Risquer sa vie et dépenser des sommes folles pour vivre le rêve américain

Ces dernières années, on assiste à une autre de forme migration massive des citoyens haïtiens vers les États-Unis d’Amérique. Si dans les années 80, il était surtout question des « boat people », à savoir des milliers d’Haïtiens à bord de frêles esquifs qui envahissaient les ports de la Floride dans une tentative désespérée de fuir la dictature et la misère, en cette année 2021, ce sont des Haïtiens qui, après avoir laissé le pays pour l’Amérique du Sud (Brésil, Chili pour la plupart), font le pari risqué de traverser tout le continent pour se rendre au Mexique et finalement aux États-Unis.
Le coût pour financer un tel voyage est considérable, d’après les témoignages de certains réfugiés qui ont réussi ce dangereux périple. Pour se rendre aux États-Unis depuis le Chili, Johnny a dépensé près de 13,000 dollars pour lui, sa femme et son enfant. «C’était un choix difficile. Mais, j’ai réalisé mon rêve d’immigrer un jour aux États-Unis», a-t-il confié. Certaines personnes, a-t-il poursuivi, ont perdu leur vie pendant ce parcours de combattant. Des cartels de trafiquants contrôlent certains points de passage dans la forêt entre l’Amérique du Sud et l’Amérique centrale. « Par moment, ma vie et celle des autres personnes étaient menacées », a fait savoir Johnny.
Sonson, le petit frère de Johnny, a déboursé 7,000 dollars américains pour sa femme et lui au cours de ce périple partant du Brésil pour aboutir aux États-Unis d’Amérique. Il a quitté le Brésil le jour de la prestation de serment du président Joe Biden et de la vice-présidente Kamala Harris. À l’instar de son grand frère, Sonson a atteint son objectif, celui de fouler un jour le sol américain.
De son côté, Guerda a dépensé environ 4,000 dollars pour payer son voyage du Chili aux États-Unis d’Amérique. « C’est un voyage périlleux » a déclaré Guerda qui dit avoir frôlé la mort à certains points du voyage. Elle dit avoir vu des familles n’ayant pas d’argent pour continuer la route vers les États-Unis d’Amérique.
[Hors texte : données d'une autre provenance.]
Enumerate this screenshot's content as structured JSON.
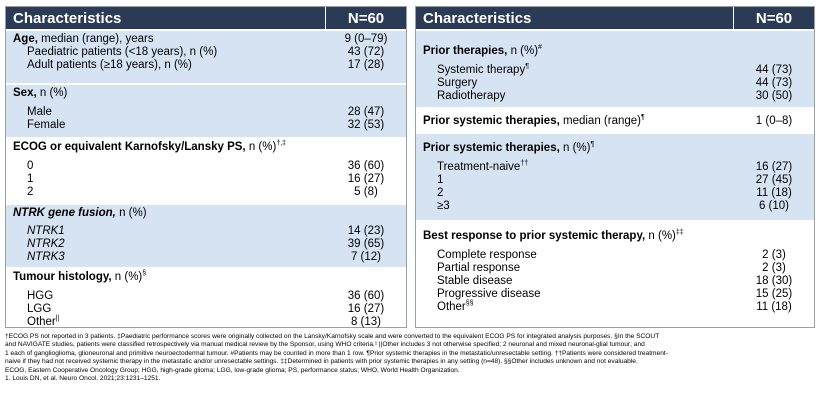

Elle a vendu tout ce qu’elle possédait pour trouver assez d’argent pour pouvoir aller au bout de son odyssée. Qualifiée pour être récipiendaire du statut de protection temporaire (TPS), Guerda a exprimé son entière satisfaction tout en minimisant le montant dépensé pour ce long, périlleux et dangereux voyage.
Tenant compte de ces différents témoignages, le coût moyen par personne pour ce long voyage avoisinerait les 4,000 dollars américain. Ce montant n’inclut pas les pertes ou des cambriolages dont sont assez souvent victimes les migrants durant le trajet. Certains migrants Haïtiens ont fait savoir qu’ils ont été dépouillés de leur argent, de leurs pièces d’identité ou d’autres matériels importants comme leur téléphone portable.
Selon des statistiques fournies par le Service national de migration (SNM) du Panama, plus de 91,000 migrants, pour la plupart des Haïtiens, ont traversé la jungle Darien pour rejoindre les États-Unis, le Canada ou le Mexique. En multipliant le nombre de migrants à avoir effectué la grande traversée par le coût moyen par personne, on obtient le montant total de 364 millions de dollars américain.
Qu’à cela ne tienne! De plus en plus de migrants haïtiens affrontent la jungle mortelle après avoir traversé la frontière entre la Colombie et le Panama.
Les restrictions de visa et les durcissements en termes d’immigration du Panama ne dissuadent pas pour autant les migrants, principalement d’Haïti, de Cuba et du Venezuela, de tout risquer pour se rendre à la frontière américano-mexicaine. Les autorités signalent même une augmentation du nombre de migrants pendant la pandémie de coronavirus.
Ces migrants tenaces, déterminés parcourent les 60 miles de Darién Gap au Panama, une jungle montagneuse dense et sans loi, et traversent la rivière Chucunaque, le plus long fleuve du Panama. Des volontaires de Médecins Sans Frontières rapportent avoir soigné des victimes de viol et des survivants traumatisés hantés par les cadavres en décomposition et les voleurs.
Au bout de ce périple mortel, tous les migrants ne sont pas aussi chanceux que Johnny, Sonson et Guerda. En effet, les autorités américaines ont arrêté plus de 1,7 million de migrants à la frontière américano-mexicaine au cours de l’exercice 2020-2021, le plus grand nombre jamais enregistré, et rapatrié des milliers d’autres en Haïti.
Johnny, Sonson et Guerda sont des noms d’emprunt.